The workmen had gone, and they had locked the door!
Not for a few moments did my position realise itself to me.
Every door I knew to be barred and locked; every window was also barred on the ground floor, except those that were too narrow for a man's entry or exit. No one would come till the morning. Madame Ancelot would think I had returned to Paris by train, and send the carriage back. I was trapped in the château of Saluce; and at seven o'clock to-morrow I had to meet Von Lichtenberg, or be dishonoured for life!
A nice situation, truly!
I laughed out loud from pure rage and vexation, and the echo above returned my laughter mockingly.
In my despair I tried all the doors, uselessly; they were solid as the doors of the Bastille.
Then I remembered a window that was not barred—the stained-glass window of the banqueting-room. It was fifteen feet from the ground, but had it been more I would have risked it.

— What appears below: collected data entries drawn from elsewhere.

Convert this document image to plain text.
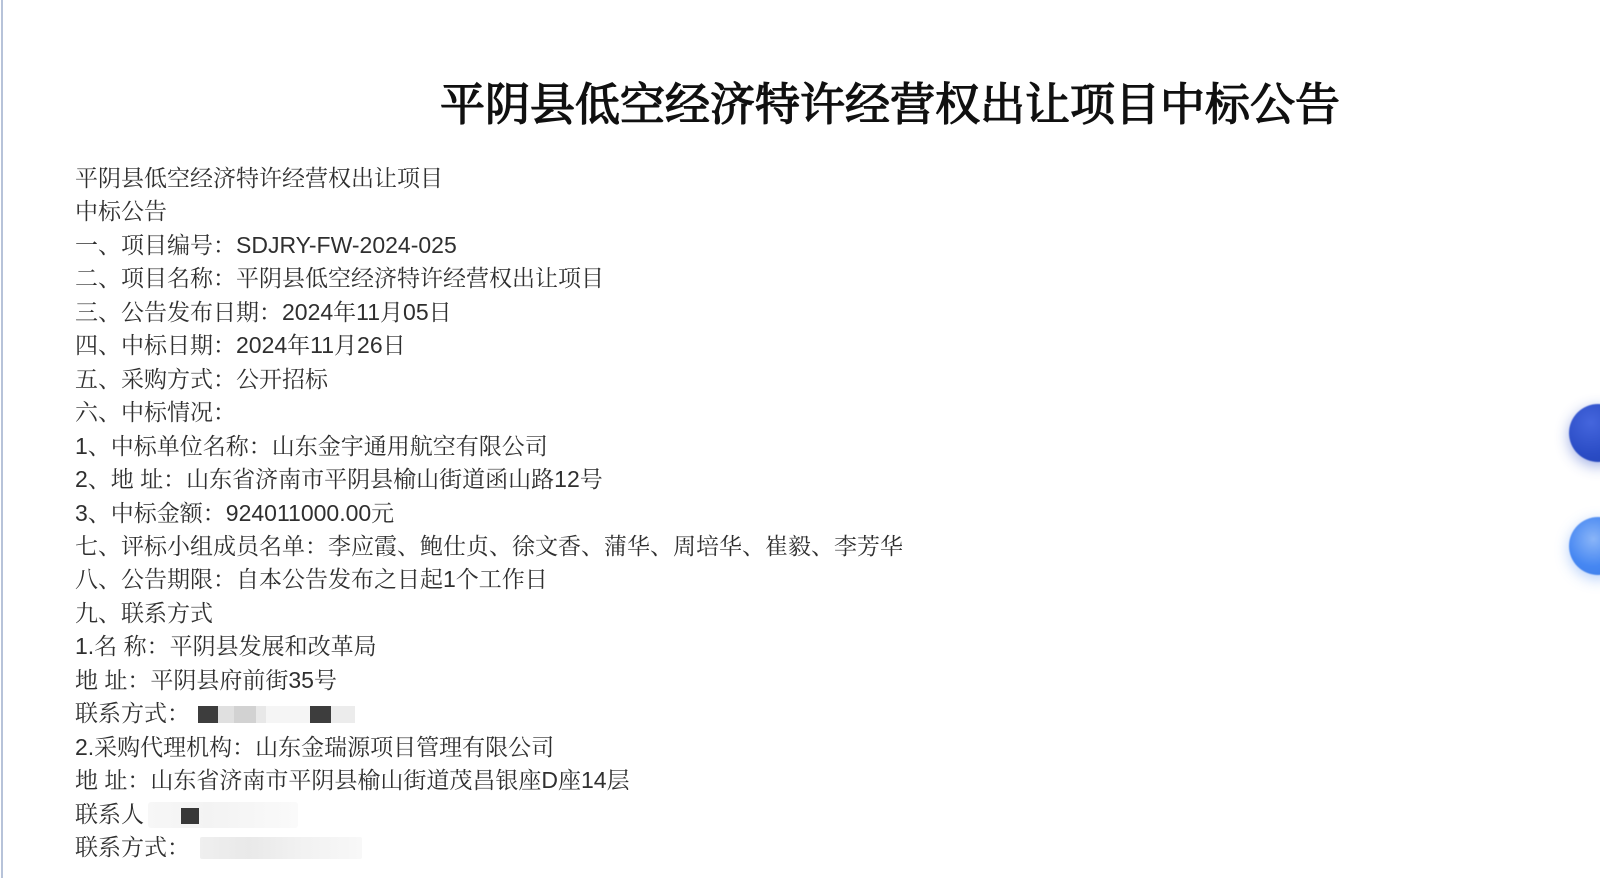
平阴县低空经济特许经营权出让项目中标公告
平阴县低空经济特许经营权出让项目
中标公告
一、项目编号：SDJRY-FW-2024-025
二、项目名称：平阴县低空经济特许经营权出让项目
三、公告发布日期：2024年11月05日
四、中标日期：2024年11月26日
五、采购方式：公开招标
六、中标情况：
1、中标单位名称：山东金宇通用航空有限公司
2、地 址：山东省济南市平阴县榆山街道函山路12号
3、中标金额：924011000.00元
七、评标小组成员名单：李应霞、鲍仕贞、徐文香、蒲华、周培华、崔毅、李芳华
八、公告期限：自本公告发布之日起1个工作日
九、联系方式
1.名 称：平阴县发展和改革局
地 址：平阴县府前街35号
联系方式：
2.采购代理机构：山东金瑞源项目管理有限公司
地 址：山东省济南市平阴县榆山街道茂昌银座D座14层
联系人
联系方式：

I went to the banqueting-room, and stood before the window, my only way to freedom and honour. It was a lovely creation of stained glass. The arms of the Saluces and the arms of the noble families with whom they were connected stood there, the Lichtenbergs amidst the rest. The evening light, shining through the stained glass, repeated the colours vaguely upon the polished parquet of the floor. The light, shining through the tender colours of the glass, brought with it an indefinable sadness. To break this thing would be like striking the dead, dishonouring the past. An act of vandalism beyond name.
This window was more than a window: it was a barrier between me and my fate. The arms of the Lichtenbergs, the Saluces, the Montmorencies, had drawn themselves up before me; it was as if they would stand between me and the encounter of the morrow, but only as a menace. They could offer no real opposition to my physical acts; they could only say, "Take warning!"
Then, with the brutality of your kind-hearted man, who, condemned to kill an animal, and loathing the business, strikes fiercely and blindly, causing more destruction than necessary, I seized a heavy bronze bar from the fireplace and attacked the window. The blows echoed from the roof—smash! smash!—and the chattering of falling glass came from the garden-walk outside; the leadwork which had held the glass fragments together bulged out, and had to be broken out by incessant blows, which brought down shower after shower of glass fragments from that part of the window which lay above the line of my attack; and lo! when I had once entered on the business, all remorse fled, and a fury for destruction rose in my heart that I had never felt before, nor had I even suspected my own capacity for the feeling. So, perhaps, Philippe de Saluce felt when he destroyed his lover in a sudden accession of fury. I do not know, but I know that from behind some veil in my mind a new man stepped out, as Monsieur Hyde stepped from the soul of Monsieur Jekyll, and that I smashed and smashed for the pure pleasure, and from the vicious lust of destruction.